Rappelez vous : « Aux dernières lueurs du crépuscule, ils traversèrent un large plateau
volcanique encastré dans l'arène des collines. Les collines étaient d'un bleu sombre dans la
pénombre bleue et les pieds arrondis du cheval faisaient un bruit mat sur le gravier du désert. La
nuit tombante venait par l'est et l'obscurité qui passait au-dessus d'eux arriva dans une soudaine
bouffée de froid et de silence et passa. Comme si l'obscurité avait elle-même une âme qui était
l'assassin du soleil courant vers l'ouest, comme les hommes l'ont cru jadis, comme ils pourraient le
croire encore un jour.
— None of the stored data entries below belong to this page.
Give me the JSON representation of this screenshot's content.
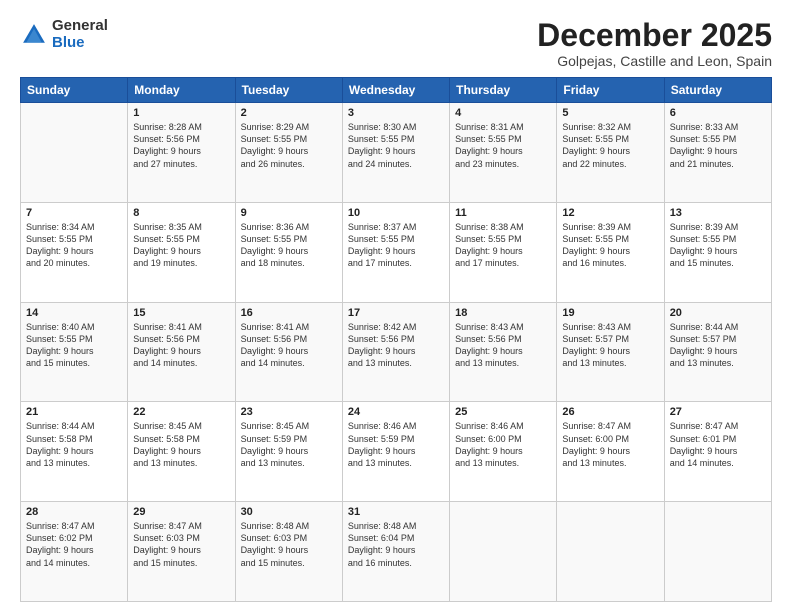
{
  "logo": {
    "general": "General",
    "blue": "Blue"
  },
  "title": "December 2025",
  "subtitle": "Golpejas, Castille and Leon, Spain",
  "days_of_week": [
    "Sunday",
    "Monday",
    "Tuesday",
    "Wednesday",
    "Thursday",
    "Friday",
    "Saturday"
  ],
  "weeks": [
    [
      {
        "num": "",
        "info": ""
      },
      {
        "num": "1",
        "info": "Sunrise: 8:28 AM\nSunset: 5:56 PM\nDaylight: 9 hours\nand 27 minutes."
      },
      {
        "num": "2",
        "info": "Sunrise: 8:29 AM\nSunset: 5:55 PM\nDaylight: 9 hours\nand 26 minutes."
      },
      {
        "num": "3",
        "info": "Sunrise: 8:30 AM\nSunset: 5:55 PM\nDaylight: 9 hours\nand 24 minutes."
      },
      {
        "num": "4",
        "info": "Sunrise: 8:31 AM\nSunset: 5:55 PM\nDaylight: 9 hours\nand 23 minutes."
      },
      {
        "num": "5",
        "info": "Sunrise: 8:32 AM\nSunset: 5:55 PM\nDaylight: 9 hours\nand 22 minutes."
      },
      {
        "num": "6",
        "info": "Sunrise: 8:33 AM\nSunset: 5:55 PM\nDaylight: 9 hours\nand 21 minutes."
      }
    ],
    [
      {
        "num": "7",
        "info": "Sunrise: 8:34 AM\nSunset: 5:55 PM\nDaylight: 9 hours\nand 20 minutes."
      },
      {
        "num": "8",
        "info": "Sunrise: 8:35 AM\nSunset: 5:55 PM\nDaylight: 9 hours\nand 19 minutes."
      },
      {
        "num": "9",
        "info": "Sunrise: 8:36 AM\nSunset: 5:55 PM\nDaylight: 9 hours\nand 18 minutes."
      },
      {
        "num": "10",
        "info": "Sunrise: 8:37 AM\nSunset: 5:55 PM\nDaylight: 9 hours\nand 17 minutes."
      },
      {
        "num": "11",
        "info": "Sunrise: 8:38 AM\nSunset: 5:55 PM\nDaylight: 9 hours\nand 17 minutes."
      },
      {
        "num": "12",
        "info": "Sunrise: 8:39 AM\nSunset: 5:55 PM\nDaylight: 9 hours\nand 16 minutes."
      },
      {
        "num": "13",
        "info": "Sunrise: 8:39 AM\nSunset: 5:55 PM\nDaylight: 9 hours\nand 15 minutes."
      }
    ],
    [
      {
        "num": "14",
        "info": "Sunrise: 8:40 AM\nSunset: 5:55 PM\nDaylight: 9 hours\nand 15 minutes."
      },
      {
        "num": "15",
        "info": "Sunrise: 8:41 AM\nSunset: 5:56 PM\nDaylight: 9 hours\nand 14 minutes."
      },
      {
        "num": "16",
        "info": "Sunrise: 8:41 AM\nSunset: 5:56 PM\nDaylight: 9 hours\nand 14 minutes."
      },
      {
        "num": "17",
        "info": "Sunrise: 8:42 AM\nSunset: 5:56 PM\nDaylight: 9 hours\nand 13 minutes."
      },
      {
        "num": "18",
        "info": "Sunrise: 8:43 AM\nSunset: 5:56 PM\nDaylight: 9 hours\nand 13 minutes."
      },
      {
        "num": "19",
        "info": "Sunrise: 8:43 AM\nSunset: 5:57 PM\nDaylight: 9 hours\nand 13 minutes."
      },
      {
        "num": "20",
        "info": "Sunrise: 8:44 AM\nSunset: 5:57 PM\nDaylight: 9 hours\nand 13 minutes."
      }
    ],
    [
      {
        "num": "21",
        "info": "Sunrise: 8:44 AM\nSunset: 5:58 PM\nDaylight: 9 hours\nand 13 minutes."
      },
      {
        "num": "22",
        "info": "Sunrise: 8:45 AM\nSunset: 5:58 PM\nDaylight: 9 hours\nand 13 minutes."
      },
      {
        "num": "23",
        "info": "Sunrise: 8:45 AM\nSunset: 5:59 PM\nDaylight: 9 hours\nand 13 minutes."
      },
      {
        "num": "24",
        "info": "Sunrise: 8:46 AM\nSunset: 5:59 PM\nDaylight: 9 hours\nand 13 minutes."
      },
      {
        "num": "25",
        "info": "Sunrise: 8:46 AM\nSunset: 6:00 PM\nDaylight: 9 hours\nand 13 minutes."
      },
      {
        "num": "26",
        "info": "Sunrise: 8:47 AM\nSunset: 6:00 PM\nDaylight: 9 hours\nand 13 minutes."
      },
      {
        "num": "27",
        "info": "Sunrise: 8:47 AM\nSunset: 6:01 PM\nDaylight: 9 hours\nand 14 minutes."
      }
    ],
    [
      {
        "num": "28",
        "info": "Sunrise: 8:47 AM\nSunset: 6:02 PM\nDaylight: 9 hours\nand 14 minutes."
      },
      {
        "num": "29",
        "info": "Sunrise: 8:47 AM\nSunset: 6:03 PM\nDaylight: 9 hours\nand 15 minutes."
      },
      {
        "num": "30",
        "info": "Sunrise: 8:48 AM\nSunset: 6:03 PM\nDaylight: 9 hours\nand 15 minutes."
      },
      {
        "num": "31",
        "info": "Sunrise: 8:48 AM\nSunset: 6:04 PM\nDaylight: 9 hours\nand 16 minutes."
      },
      {
        "num": "",
        "info": ""
      },
      {
        "num": "",
        "info": ""
      },
      {
        "num": "",
        "info": ""
      }
    ]
  ]
}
Ils arrivèrent au bout de la plaine dans l'ultime lumière mourante homme et
louve et cheval sur les terrasses des collines basses fortement érodées par le vent et ils traversèrent
une clôture ou plutôt là où il y avait eu jadis une clôture, les fils de fer depuis longtemps tombés et
enroulés et emportés et les petits piquets nus de bois et de mesquite partant sans but dans la nuit, à
la file comme un cortège de retraités voûtés et tordus. Ils franchirent le col dans l'obscurité et il
arrêta son cheval et contempla les éclairs au sud loin au - dessus de plaines du Mexique. Le vent
les cinglait entre les arbres du col et dans le vent il y avait des aiguilles de grésil ».
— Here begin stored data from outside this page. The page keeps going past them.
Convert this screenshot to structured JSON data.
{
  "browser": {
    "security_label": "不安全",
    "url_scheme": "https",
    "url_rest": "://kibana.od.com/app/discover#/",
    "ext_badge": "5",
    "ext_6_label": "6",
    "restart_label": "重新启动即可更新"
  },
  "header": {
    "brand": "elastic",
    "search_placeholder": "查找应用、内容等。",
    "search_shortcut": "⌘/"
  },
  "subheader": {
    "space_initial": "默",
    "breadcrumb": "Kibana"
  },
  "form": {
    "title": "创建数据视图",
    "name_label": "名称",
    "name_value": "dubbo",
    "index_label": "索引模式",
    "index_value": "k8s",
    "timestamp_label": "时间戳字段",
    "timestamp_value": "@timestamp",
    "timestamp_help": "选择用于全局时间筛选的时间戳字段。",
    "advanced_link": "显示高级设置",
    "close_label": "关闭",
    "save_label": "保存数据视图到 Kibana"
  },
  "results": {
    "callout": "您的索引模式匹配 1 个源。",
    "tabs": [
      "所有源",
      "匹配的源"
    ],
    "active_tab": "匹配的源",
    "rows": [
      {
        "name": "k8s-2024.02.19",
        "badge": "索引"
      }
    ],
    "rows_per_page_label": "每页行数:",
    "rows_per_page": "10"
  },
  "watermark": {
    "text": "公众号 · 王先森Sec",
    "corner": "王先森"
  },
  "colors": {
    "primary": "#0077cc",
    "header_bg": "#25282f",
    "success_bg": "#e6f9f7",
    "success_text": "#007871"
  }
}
Vous l’aviez lu d'un trait, sans autre raison que l'abolition du temps présent et des lois de la
pesanteur, vous tuiez Einstein et Newton en même temps. Les mots sont entrés et se sont collés tout
au fond de moi dans cette anatomie étrange du lecteur qui fait se côtoyer le cœur qui bat et le
cerveau. Voulez-vous que je vous rende cela ? Les modulations de votre voix et son écho
s'amplifiant dans chaque ligne avec ? Se défaire d'un livre qu'on aime s'est comme s'arracher de
toute sa lecture.

Entre nous je dois ajouter que je l'ai tellement lu votre « document » que les pages se sont
mises à gondoler. Ainsi en va-t-il des livres de poche, les pages s'ouvrent à l'humidité, se gonflent
d'une rosée invisible et impriment au livre lu la trace du regard du lecteur. Lorsque vous me l'avez
proposé pour sur qu'il était neuf ! les pages étaient massicotées, impeccablement alignées offrant
leur rectitude verticale au pouce qui les masse. Et puis bien évidemment il y avait leur odeur. Ah
l'odeur du livre neuf ... Le Grand passage, avant d'avoir le goût des montagnes éloignées, écrasées
de soleil, l'âcre parfum des chevaux sauvages, les exhalaisons presque putrides des chiens en cage et
les effluves hormonaux des jeunes louves en rut avait l'odeur de l'encre sortie de l'imprimerie, du
papier qui l'emprisonne et de la colle. Je vous ai vu lorsque vous me l'avez tendu, vous avez collé
votre nez, furtivement, alors que vous balayiez d'une phalange la tranche des pages endormies
Mais où est passée cette odeur ? Est-ce comme le blanc de la neige lorsqu'elle fond ?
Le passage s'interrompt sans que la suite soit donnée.